The U.S. economy would be “much weaker” if the energy renaissance had not occurred, the U.S. Chamber of Commerce said in a report outlining the jobs and financial gains resulting from unconventional drilling. Researchers also highlighted some of the biggest benefactors: Ohio, Pennsylvania, Texas and Wisconsin.

The report, “What if America’s Energy Renaissance Had Not Actually Happened?” is the second in a series by the Chamber’s Institute for 21st Century Energy. Researchers compiled data from 2009 through 2015 to imagine the U.S. economy minus the plethora of oil and natural gas reserves uncovered in shale, sand and other formations now being tapped by hydraulic fracturing and horizontal drilling.

“The ‘Keep It in the Ground’ movement completely ignores the vast benefits to our nation’s economy that the energy renaissance has brought to us,” Institute CEO Karen Harbert said. “For instance, lower electricity and fuel prices spurred a comeback in manufacturing that alone is responsible for nearly 400,000 jobs. It costs consumers less to drive a car and heat their homes today. And all the while, our nation has been decreasing its energy imports and lowering emissions.”

Because of the energy renaissance, U.S. natural gas import levels have declined by 73%, while oil imports have fallen by 62%, the researchers said.

“As recently as a decade ago, 60% of the oil consumed in the United States came from foreign sources.
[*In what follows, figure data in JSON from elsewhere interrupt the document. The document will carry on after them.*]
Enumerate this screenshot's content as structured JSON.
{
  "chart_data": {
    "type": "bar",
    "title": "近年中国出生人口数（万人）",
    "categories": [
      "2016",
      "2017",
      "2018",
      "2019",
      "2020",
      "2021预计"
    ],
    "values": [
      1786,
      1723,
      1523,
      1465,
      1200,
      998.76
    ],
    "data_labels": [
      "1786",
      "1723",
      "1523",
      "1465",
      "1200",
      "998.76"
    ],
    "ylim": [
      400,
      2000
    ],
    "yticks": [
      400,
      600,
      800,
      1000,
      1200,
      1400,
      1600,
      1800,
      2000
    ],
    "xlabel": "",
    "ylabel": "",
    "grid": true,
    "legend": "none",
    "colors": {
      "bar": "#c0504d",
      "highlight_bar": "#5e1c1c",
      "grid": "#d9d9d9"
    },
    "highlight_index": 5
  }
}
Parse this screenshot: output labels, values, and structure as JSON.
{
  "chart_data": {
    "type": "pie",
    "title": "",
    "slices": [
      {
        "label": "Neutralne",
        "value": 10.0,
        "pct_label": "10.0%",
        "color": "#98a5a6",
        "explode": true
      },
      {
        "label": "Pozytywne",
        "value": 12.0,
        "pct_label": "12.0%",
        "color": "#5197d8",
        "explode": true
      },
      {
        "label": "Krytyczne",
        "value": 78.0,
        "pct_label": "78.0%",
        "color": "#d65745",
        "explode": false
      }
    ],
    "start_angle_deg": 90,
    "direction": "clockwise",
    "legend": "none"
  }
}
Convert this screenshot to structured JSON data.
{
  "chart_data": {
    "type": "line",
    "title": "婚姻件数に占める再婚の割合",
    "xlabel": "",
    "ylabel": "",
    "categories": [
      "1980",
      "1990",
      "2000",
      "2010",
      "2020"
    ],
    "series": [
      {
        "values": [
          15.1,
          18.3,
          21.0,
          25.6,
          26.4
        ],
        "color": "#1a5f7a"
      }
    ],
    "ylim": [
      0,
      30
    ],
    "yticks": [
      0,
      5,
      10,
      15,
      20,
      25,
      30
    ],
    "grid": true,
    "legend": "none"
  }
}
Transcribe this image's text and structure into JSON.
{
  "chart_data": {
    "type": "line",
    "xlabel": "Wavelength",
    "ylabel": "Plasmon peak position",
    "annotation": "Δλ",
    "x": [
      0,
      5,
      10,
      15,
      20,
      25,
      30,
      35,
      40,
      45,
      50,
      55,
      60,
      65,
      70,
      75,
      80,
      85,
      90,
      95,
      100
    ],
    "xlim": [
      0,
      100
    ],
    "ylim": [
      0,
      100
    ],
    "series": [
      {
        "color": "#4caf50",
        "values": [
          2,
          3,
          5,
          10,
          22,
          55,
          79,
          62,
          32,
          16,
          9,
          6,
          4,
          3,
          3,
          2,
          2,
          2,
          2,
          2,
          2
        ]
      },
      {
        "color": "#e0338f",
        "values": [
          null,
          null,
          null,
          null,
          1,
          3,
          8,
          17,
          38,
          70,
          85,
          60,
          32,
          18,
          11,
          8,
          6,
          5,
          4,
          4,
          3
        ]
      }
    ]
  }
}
Today, the country only imports 24% of its overall consumption. Natural gas import levels have also dropped from 16% to 3% during that same period.” Meanwhile, carbon dioxide (CO2) emissions have fallen by 19%.

“Natural gas has gradually replaced coal as the primary fuel choice for U.S. power generation. This shift has contributed to a net decrease of power-sector CO2 emissions of 19% over the past decade.”
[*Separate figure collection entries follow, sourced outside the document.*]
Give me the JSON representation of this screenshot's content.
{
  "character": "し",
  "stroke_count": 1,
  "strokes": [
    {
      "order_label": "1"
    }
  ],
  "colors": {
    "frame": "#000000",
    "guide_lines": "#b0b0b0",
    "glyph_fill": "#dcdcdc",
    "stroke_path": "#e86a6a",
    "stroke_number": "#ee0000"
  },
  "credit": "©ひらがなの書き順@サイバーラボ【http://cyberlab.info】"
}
Gas “has not only benefited residential consumers, it has also stimulated manufacturing activity,” the researchers said. “For example, the U.S. plastics industry has benefited from lower natural gas prices, since natural gas is used as both a fuel and natural gas liquids are the primary feedstock for plastics manufacturing…

“The recent plunge in natural gas commodity prices has shifted the competitive advantage back in favor of the United States. The industry has responded in kind with substantial investments to increase plastics production in this country. According to the American Chemistry Council, over the past five years the chemicals industry has announced plans for more than $130 billion in investment in new manufacturing capacity. In the next 10 years, these investments are expected to generate roughly 462,000 new jobs for American workers.”
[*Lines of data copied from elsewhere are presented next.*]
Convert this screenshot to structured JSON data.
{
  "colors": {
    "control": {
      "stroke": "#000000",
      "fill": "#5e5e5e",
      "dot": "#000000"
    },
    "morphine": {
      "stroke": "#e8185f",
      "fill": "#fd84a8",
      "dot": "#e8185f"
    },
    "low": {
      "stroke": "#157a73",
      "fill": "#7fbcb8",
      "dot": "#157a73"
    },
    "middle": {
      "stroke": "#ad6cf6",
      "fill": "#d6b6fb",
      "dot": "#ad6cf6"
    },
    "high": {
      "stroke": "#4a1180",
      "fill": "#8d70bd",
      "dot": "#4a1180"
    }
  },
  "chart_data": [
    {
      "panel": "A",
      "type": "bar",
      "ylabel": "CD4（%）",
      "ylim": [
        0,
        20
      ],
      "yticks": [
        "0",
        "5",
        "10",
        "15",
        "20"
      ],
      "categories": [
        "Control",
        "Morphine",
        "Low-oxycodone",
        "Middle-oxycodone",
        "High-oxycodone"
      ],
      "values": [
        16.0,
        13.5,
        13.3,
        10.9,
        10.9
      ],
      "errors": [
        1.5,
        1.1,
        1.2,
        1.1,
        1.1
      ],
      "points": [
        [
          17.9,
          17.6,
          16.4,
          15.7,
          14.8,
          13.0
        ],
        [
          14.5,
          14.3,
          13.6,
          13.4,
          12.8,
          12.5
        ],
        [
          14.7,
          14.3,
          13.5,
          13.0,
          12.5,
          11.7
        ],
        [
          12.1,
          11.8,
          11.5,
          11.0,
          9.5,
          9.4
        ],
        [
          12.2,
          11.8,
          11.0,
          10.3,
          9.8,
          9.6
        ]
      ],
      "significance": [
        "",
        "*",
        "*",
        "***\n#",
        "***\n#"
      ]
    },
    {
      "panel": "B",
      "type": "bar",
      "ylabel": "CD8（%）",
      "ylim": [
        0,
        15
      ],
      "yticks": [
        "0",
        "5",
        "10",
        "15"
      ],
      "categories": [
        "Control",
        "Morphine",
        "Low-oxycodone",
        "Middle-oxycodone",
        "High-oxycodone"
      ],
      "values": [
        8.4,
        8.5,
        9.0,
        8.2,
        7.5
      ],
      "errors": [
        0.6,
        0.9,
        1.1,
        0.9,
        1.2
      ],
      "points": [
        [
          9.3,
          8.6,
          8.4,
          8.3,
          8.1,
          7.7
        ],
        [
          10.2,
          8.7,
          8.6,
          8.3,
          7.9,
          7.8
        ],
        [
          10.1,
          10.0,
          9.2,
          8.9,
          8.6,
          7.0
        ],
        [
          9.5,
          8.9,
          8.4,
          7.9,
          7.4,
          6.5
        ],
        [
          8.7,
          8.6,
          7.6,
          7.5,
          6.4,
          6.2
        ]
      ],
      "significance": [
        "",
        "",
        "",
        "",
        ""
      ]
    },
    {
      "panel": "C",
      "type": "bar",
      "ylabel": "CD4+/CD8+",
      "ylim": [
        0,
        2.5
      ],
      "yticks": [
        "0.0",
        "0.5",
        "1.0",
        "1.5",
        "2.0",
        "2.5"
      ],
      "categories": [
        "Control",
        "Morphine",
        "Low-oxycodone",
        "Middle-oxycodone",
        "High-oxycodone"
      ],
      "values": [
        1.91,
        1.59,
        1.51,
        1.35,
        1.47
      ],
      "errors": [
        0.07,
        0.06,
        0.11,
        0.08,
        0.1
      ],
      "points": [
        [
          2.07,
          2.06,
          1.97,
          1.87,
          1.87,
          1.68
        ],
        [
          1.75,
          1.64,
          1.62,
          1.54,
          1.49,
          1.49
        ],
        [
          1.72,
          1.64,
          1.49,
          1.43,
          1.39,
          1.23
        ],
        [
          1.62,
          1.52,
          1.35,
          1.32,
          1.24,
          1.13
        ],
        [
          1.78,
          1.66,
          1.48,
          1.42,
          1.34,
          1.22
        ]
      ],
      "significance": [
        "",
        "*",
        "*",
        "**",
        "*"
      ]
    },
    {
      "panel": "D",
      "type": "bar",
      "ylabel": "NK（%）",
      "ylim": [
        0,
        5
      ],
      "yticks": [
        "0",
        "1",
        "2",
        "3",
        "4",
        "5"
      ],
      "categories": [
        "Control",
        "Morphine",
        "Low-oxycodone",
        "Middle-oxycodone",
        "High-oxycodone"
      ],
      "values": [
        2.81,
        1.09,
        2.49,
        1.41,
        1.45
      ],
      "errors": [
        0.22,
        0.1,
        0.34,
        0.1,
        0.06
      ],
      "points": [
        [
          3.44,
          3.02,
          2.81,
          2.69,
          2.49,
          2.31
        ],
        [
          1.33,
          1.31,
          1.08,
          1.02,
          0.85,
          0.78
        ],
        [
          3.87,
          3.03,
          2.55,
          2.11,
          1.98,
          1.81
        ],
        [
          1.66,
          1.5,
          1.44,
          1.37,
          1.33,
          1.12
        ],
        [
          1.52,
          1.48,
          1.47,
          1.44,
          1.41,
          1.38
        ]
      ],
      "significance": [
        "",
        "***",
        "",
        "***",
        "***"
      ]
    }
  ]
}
Without the gains from the oil and gas industry, the United States would have lost an estimated 4.3 million jobs and $548 billion in annual gross domestic product (GDP), according to the report. Were it not for the growth and development of oil and natural gas, “today’s electricity prices would be 31% higher, and motor fuels would cost 43% more,” the researchers said.

Few jobs and “very little growth” also would have been realized in sectors beyond the energy industry, researchers argued in the 64-page report. Publicly available information on jobs and production levels were reviewed using the Impact Analysis for Planning, or IMPLAN, a macroeconomic model that estimates the economic and fiscal impacts of investments.

Expanded energy development has led to huge benefits for Ohio, Pennsylvania, Texas and Wisconsin, the Chamber said.

“Pennsylvania is now the second largest natural gas producing state in the country,” while “manufacturing remains the backbone” of Pennsylvania and Ohio economies, the report said.

“Texas was selected because it leads the nation in both oil and gas production. It also has a large manufacturing sector, including robust petrochemical and fuels manufacturing segments.” Wisconsin is not considered an oil and gas producer, but “its sand mines serve as an important supplier to service companies and operators that deploy hydraulic fracturing technology, and it has a large manufacturing base that has directly benefited from the lower energy and feedstock prices that have resulted from the energy revolution.”

Without the onshore energy gains, Pennsylvania over the period studied would have lost an estimated $13 billion in GDP while Ohio would have lost $10 billion in GDP. Texas would have lost more than 675,000 jobs, while Wisconsin’s job losses would have amounted to around 46,000.

“From Pennsylvania’s paper industry, to iron and steel in Ohio, to petrochemicals in Texas, to cheese manufacturing in Wisconsin, the energy renaissance has been responsible for the preservation and growth of industries across America,” Harbert said.

“This is not just about the oil and gas industry. This is about the investment that has taken place and would continue to take place in virtually every sector of the economy if we are able to take of advantage of our abundant, inexpensive energy supplies.”